La société Chada Invest, qui fait état de difficultés soulevées par sa sous-locataire en raison de l’état des locaux, ne produit aucune pièce au soutien de ses affirmations, qu’il s’agisse de ses difficultés prétendues avec sa sous-locataire, ou de l’état des biens loués ; en toute hypothèse la sous-location qu’elle allègue n’a pas été autorisée par la SCI bailleresse comme l’exige l’acte de bail en page 12. La société appelante ne conteste d’ailleurs ni le principe ni le montant de sa dette locative, comme elle aurait pu le faire, si elle considérait que la SCI Châtel Plus a manqué à ses obligations ; et les différentes lettres échangées entre les deux sociétés, ainsi qu’avec la mairie de [Localité 5], produites aux débats par la seule SCI Châtel Plus, révèlent que la société preneuse n’a tout d’abord fait état que « d’une situation de trésorerie compliquée » pour demander des délais de paiement (message du 23 décembre 2021), que ce n’est qu’en janvier 2022 qu’elle a mentionné divers défauts des locaux (décollement de joints de façade, affaissement de plaques de plafond, infiltrations d’eau, problèmes de chauffage et surtout insuffisance de la connexion internet), mais que la SCI a fermement contesté tout manquement à ses obligations (lettre en réponse du 24 février 2022), et qu’elle a répondu point par point aux doléances de la société preneuse, en proposant d’ailleurs une visite contradictoire des lieux afin de vérifier la réalité et l’ampleur des désordres.

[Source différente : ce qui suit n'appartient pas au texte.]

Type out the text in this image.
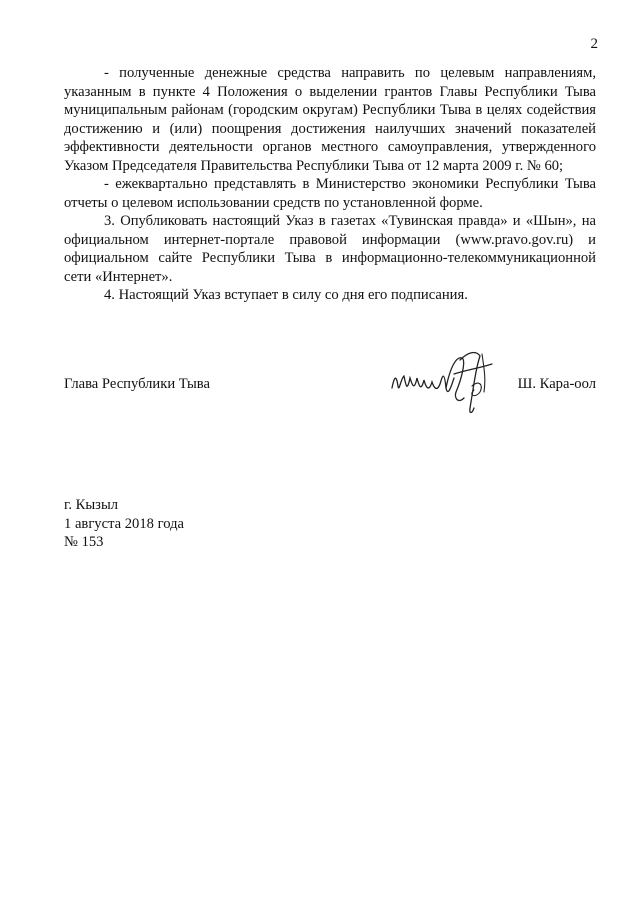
2

- полученные денежные средства направить по целевым направлениям, указанным в пункте 4 Положения о выделении грантов Главы Республики Тыва муниципальным районам (городским округам) Республики Тыва в целях содействия достижению и (или) поощрения достижения наилучших значений показателей эффективности деятельности органов местного самоуправления, утвержденного Указом Председателя Правительства Республики Тыва от 12 марта 2009 г. № 60;

- ежеквартально представлять в Министерство экономики Республики Тыва отчеты о целевом использовании средств по установленной форме.

3. Опубликовать настоящий Указ в газетах «Тувинская правда» и «Шын», на официальном интернет-портале правовой информации (www.pravo.gov.ru) и официальном сайте Республики Тыва в информационно-телекоммуникационной сети «Интернет».

4. Настоящий Указ вступает в силу со дня его подписания.

Глава Республики Тыва	Ш. Кара-оол
г. Кызыл
1 августа 2018 года
№ 153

Il ne ressort donc, des pièces produites aux débats, aucune preuve de l’existence des désordres ou anomalies invoquées par la SCA Chada Invest, et à plus forte raison de la gravité de ces anomalies, étant rappelé que seule l’impossibilité totale d’user des lieux loués pourrait justifier la suspension du paiement du loyer ; la société preneuse avait d’ailleurs affirmé, dans sa lettre du 5 janvier 2022, que son principal grief, tenant à l’insuffisance de la connexion internet, était apparu en mars 2020, à la suite d’une forte augmentation de ses besoins en la matière, dans le contexte sanitaire de l’époque, imposant des périodes de télétravail ; elle n’a cependant fait état de cette difficulté que près de deux ans plus tard, en janvier 2022, alors qu’elle connaissait, depuis son entrée dans les lieux en octobre 2019, l’état des locaux y compris les possibilités de connexion internet, et qu’elle les a acceptés tels qu’ils étaient ; il apparaît de plus, au vu des documents présentés par la seule société bailleresse, que les difficultés invoquées sur ce point par la société preneuse résultent de carences éventuelles de tiers, soit la commune de [Localité 5], soit de la société Orange.
La SCA Chada Invest n’établit donc pas que ses difficultés trouvent leur cause dans des manquements de la SCI Châtel Plus à ses obligations. Elle s’est abstenue d’ailleurs de se faire représenter devant le premier juge, et ne donne aucune explication sur sa carence.
La SCA Chada Invest, qui selon les décomptes produits par la société bailleresse connaît des retards de paiement depuis octobre 2021, n’a pas été en mesure depuis lors de payer une échéance de loyers complète à son terme, et a laissé s’accumuler une dette totale de plus de 200 000 euros en loyers et accessoires, dette qui continue de s’accroître ; elle ne fait état d’aucune perspective d’amélioration à court ou à moyen terme, qui lui permettrait de payer sa dette selon les modalités qu’elle propose, ou même seulement de payer les loyers courants à leur échéance.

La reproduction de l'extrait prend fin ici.